Human development professor’s study with adolescents shows that empathy is more attractive in romantic partners
In a recent UC Davis study of early adolescent relationships, youth subjects showed through self-reported surveys that they tend to pursue relationships with members of the opposite sex who are approved of by their peers. In a collaboration with two other professors outside of UC Davis, Adrienne Nishina, an associate professor of Human Development and Family Studies, also found that empathy plays a large role in early adolescent attraction.
“This study is part of a larger multi-state study in collaboration with Professor Melissa Witkow at Willamette University and Professor Amy Bellmore at the University of Wisconsin, Madison,” Nishina said in an email. “We recruited over 1,000 sixth graders from seven different middle schools across the three states [Oregon, California and Wisconsin]. The main goals were to examine middle school peer relationships and how they are associated with student adjustment and academic outcomes.”
Andrew Bower, a former graduate student of Nishina’s who posed the main questions for this study, was particularly interested in pop culture’s perception of adolescent relationships.
“You see a lot in anecdotal popular media that the bad boy wins or the bad girl wins when pursuing relationships,” Bower said. “As a social status researcher, I wanted to understand why some [adolescents] get a disproportionate amount of attention from their peers. How do these naïve individuals formulate ideas of romantic partners?”
Nishina said that the researchers were also interested in how students cope with daily negative experiences like peer victimization and how ethnically diverse relationships might promote coping skills.

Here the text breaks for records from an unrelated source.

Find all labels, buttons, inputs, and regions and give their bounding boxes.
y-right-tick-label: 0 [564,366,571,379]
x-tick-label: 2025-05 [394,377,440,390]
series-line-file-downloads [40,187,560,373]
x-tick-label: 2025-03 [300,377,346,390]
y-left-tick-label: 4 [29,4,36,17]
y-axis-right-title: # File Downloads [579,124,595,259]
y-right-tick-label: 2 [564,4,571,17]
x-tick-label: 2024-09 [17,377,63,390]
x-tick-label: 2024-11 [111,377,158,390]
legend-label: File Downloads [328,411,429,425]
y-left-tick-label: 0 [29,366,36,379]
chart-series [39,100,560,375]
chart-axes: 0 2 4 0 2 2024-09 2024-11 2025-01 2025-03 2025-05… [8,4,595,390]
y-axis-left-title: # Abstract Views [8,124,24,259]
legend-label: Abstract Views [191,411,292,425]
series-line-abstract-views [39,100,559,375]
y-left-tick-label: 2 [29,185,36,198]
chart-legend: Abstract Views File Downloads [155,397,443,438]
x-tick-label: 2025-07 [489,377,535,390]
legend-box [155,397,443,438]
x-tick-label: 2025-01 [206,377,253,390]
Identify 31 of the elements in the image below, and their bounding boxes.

“Because we were interested broadly in peer relationships, we also collected data on students’ current ‘crushes,’ which we wanted to know more about since in sixth grade, most students are at the beginning phases of romantic relationship development and aren’t actively dating yet,” Nishina said. “To get at students’ crushes, we use a methodology called ‘peer nominations.’ This is where we ask students to name students in their grade who fit different descriptions, such as friends, popular students and in the case of this study, who they have a crush on.”

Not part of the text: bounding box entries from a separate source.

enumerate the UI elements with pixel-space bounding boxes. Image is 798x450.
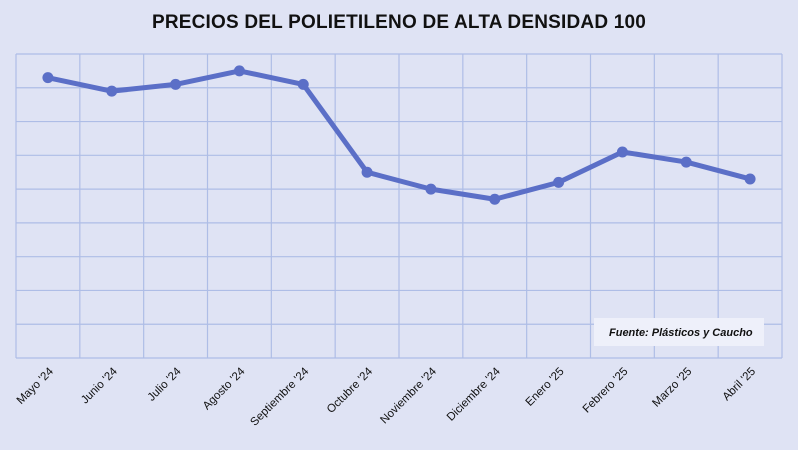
source-note: Fuente: Plásticos y Caucho (594, 318, 764, 346)
x-tick-label: Febrero '25 (581, 366, 631, 416)
x-tick-label: Abril '25 (721, 366, 759, 404)
data-point-7 (489, 193, 501, 205)
x-tick-label: Junio '24 (79, 365, 120, 406)
data-point-11 (744, 173, 756, 185)
data-point-2 (170, 78, 182, 90)
chart-title: PRECIOS DEL POLIETILENO DE ALTA DENSIDAD… (151, 12, 647, 33)
x-tick-label: Septiembre '24 (248, 365, 311, 428)
data-point-4 (297, 78, 309, 90)
x-tick-label: Julio '24 (146, 365, 184, 403)
series-line (45, 68, 753, 202)
data-points (42, 65, 756, 205)
data-point-8 (553, 176, 565, 188)
x-tick-label: Diciembre '24 (445, 365, 503, 423)
x-tick-label: Marzo '25 (650, 366, 694, 410)
data-point-5 (361, 166, 373, 178)
x-tick-label: Enero '25 (524, 366, 567, 409)
x-tick-label: Noviembre '24 (378, 365, 439, 426)
data-point-1 (106, 85, 118, 97)
data-point-3 (233, 65, 245, 77)
data-point-6 (425, 183, 437, 195)
data-point-9 (616, 146, 628, 158)
data-point-0 (42, 72, 54, 84)
series-line-group (45, 68, 753, 202)
source-text: Fuente: Plásticos y Caucho (609, 327, 753, 339)
x-tick-label: Agosto '24 (201, 365, 248, 412)
grid (15, 53, 783, 359)
x-tick-label: Mayo '24 (15, 365, 57, 407)
data-point-10 (680, 156, 692, 168)
source-box (594, 318, 764, 346)
x-axis-labels: Mayo '24 Junio '24 Julio '24 Agosto '24 Sept… (15, 365, 758, 428)
x-tick-label: Octubre '24 (325, 365, 376, 416)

According to a press release, Nishina and her colleagues found that empathy — the ability to understand another person’s emotional state — was one of the most desirable traits in early adolescents.
“Also, for these adolescents in their early middle school years, aggressive behavior actually negated the romantic desirability of being popular,” Nishina said in the press release. “This appears to be in contrast to later in adolescence, when aggression and popularity are more strongly intertwined.”
Qianhui Loo, a first-year biological sciences major, said that her romantic experiences in early adolescence were with people who could understand her through their similar ethnic backgrounds and family dynamics.
“Both of our parents were divorced,” Loo said. “If I had talked about the same problems with my friends, they wouldn’t understand because they never went through it. When I talked about my family to him, he would understand, and that’s how we really connected.”